The Show filters button allows you to filter these rows by selected column(s).
The Clone diffs and materialize results button allows you to rerun existing data diffs with results materialized in the warehouse, as well as any other desired modifications.
Column Profiles
Column Profiles displays aggregate statistics and distributions including averages, counts, ranges, and histogram charts representing column-level differences.
The Show filters button allows you to adjust chart values by relative (percentage) or absolute numbers.
Values
This tab displays rows where at least one column value differs between the datasets being compared. It is useful for quickly assessing the extent of discrepancies between the two datasets.
The Show filters button enables the following features:
- Highlight characters: highlight value differences between tables
- % of difference: filters and displays columns based on the specified percentage range of value differences
Timeline
The Timeline tab is a specialized feature that only appears if the time-series dimension column has been selected. It graphically represents data differences over time to highlight discrepancies. It only displays columns with data differences, and differences are presented as the share of mismatched data (percentage mismatched).
This feature offers enhanced clarity in pinpointing inconsistencies, supports informed decision-making through visual data representation, and increases efficiency in identifying and resolving data-related issues.
The Timeline feature is particularly useful in scenarios where an incremental model is mismanaged, leading to improper backfilling. It allows users to visually track the inconsistencies that arise over time due to the mismanagement. This graphical representation makes it easier to pinpoint the specific time frames where the errors occurred, facilitating a more targeted approach to rectify these issues.
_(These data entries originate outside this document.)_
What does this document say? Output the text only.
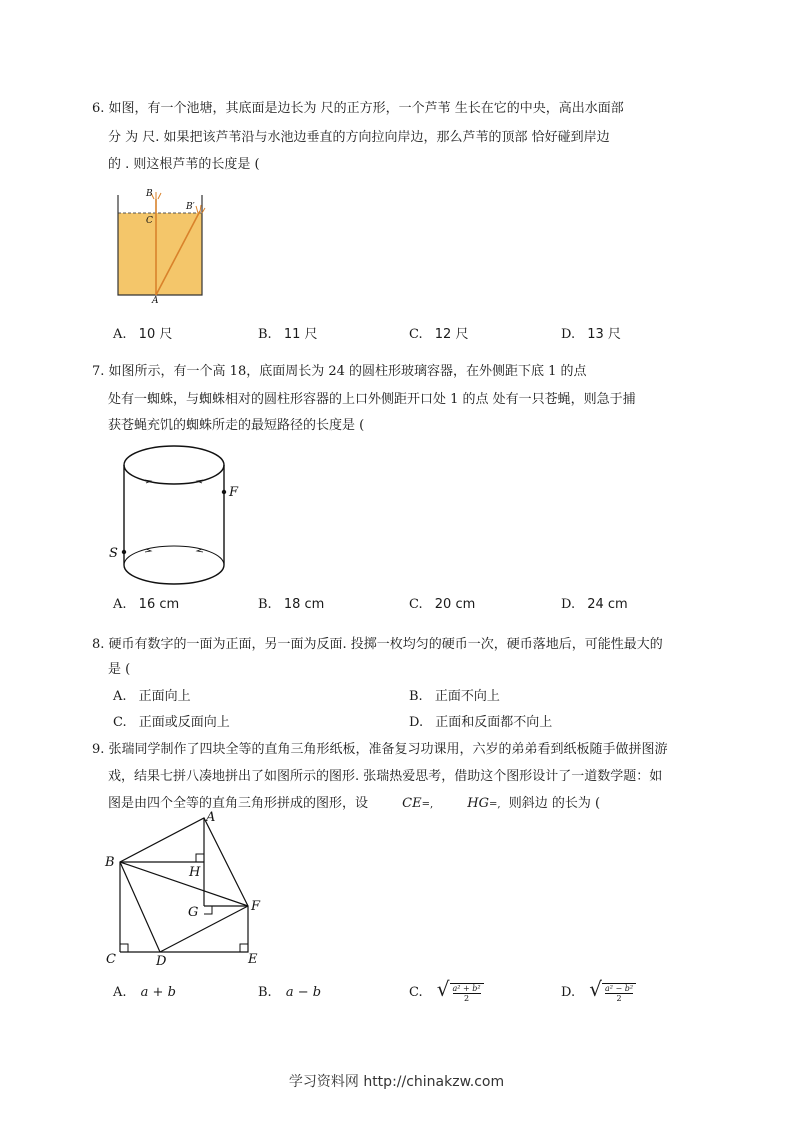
6. 如图，有一个池塘，其底面是边长为 尺的正方形，一个芦苇 生长在它的中央，高出水面部
分 为 尺. 如果把该芦苇沿与水池边垂直的方向拉向岸边，那么芦苇的顶部 恰好碰到岸边
的 . 则这根芦苇的长度是 (
B
C
B′
A
A. 10 尺	B. 11 尺	C. 12 尺	D. 13 尺
7. 如图所示，有一个高 18，底面周长为 24 的圆柱形玻璃容器，在外侧距下底 1 的点
处有一蜘蛛，与蜘蛛相对的圆柱形容器的上口外侧距开口处 1 的点 处有一只苍蝇，则急于捕
获苍蝇充饥的蜘蛛所走的最短路径的长度是 (
F
S
A. 16 cm	B. 18 cm	C. 20 cm	D. 24 cm
8. 硬币有数字的一面为正面，另一面为反面. 投掷一枚均匀的硬币一次，硬币落地后，可能性最大的
是 (
A. 正面向上	B. 正面不向上
C. 正面或反面向上	D. 正面和反面都不向上
9. 张瑞同学制作了四块全等的直角三角形纸板，准备复习功课用，六岁的弟弟看到纸板随手做拼图游
戏，结果七拼八凑地拼出了如图所示的图形. 张瑞热爱思考，借助这个图形设计了一道数学题：如
图是由四个全等的直角三角形拼成的图形，设	CE=,	HG=, 则斜边 的长为 (
A
B
H
G	F
C	D	E
A. a + b	B. a − b	C. √ $\frac{\text{a² + b²}}{2}$	D. √ $\frac{\text{a² − b²}}{2}$
学习资料网 http://chinakzw.com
It is also useful in correlating data differences with specific time intervals that coincide with changing data connections. When switching over or stitching together different data connections, there’s often a shift in how data behaves over time. The Timeline graph helps flag the potential impact of the source change on data consistency and integrity.
Downstream Impact
This tab displays all associated BI and data app dependencies, such as dashboards and views, linked to the compared datasets. This helps visually illustrate the impact of data changes on downstream data assets.
Each listed dependency is shown with a link to its lineage diagram within Datafold’s column-level lineage. You can you can filter by tables or columns within tables, or open this view in Data Explorer for further analysis.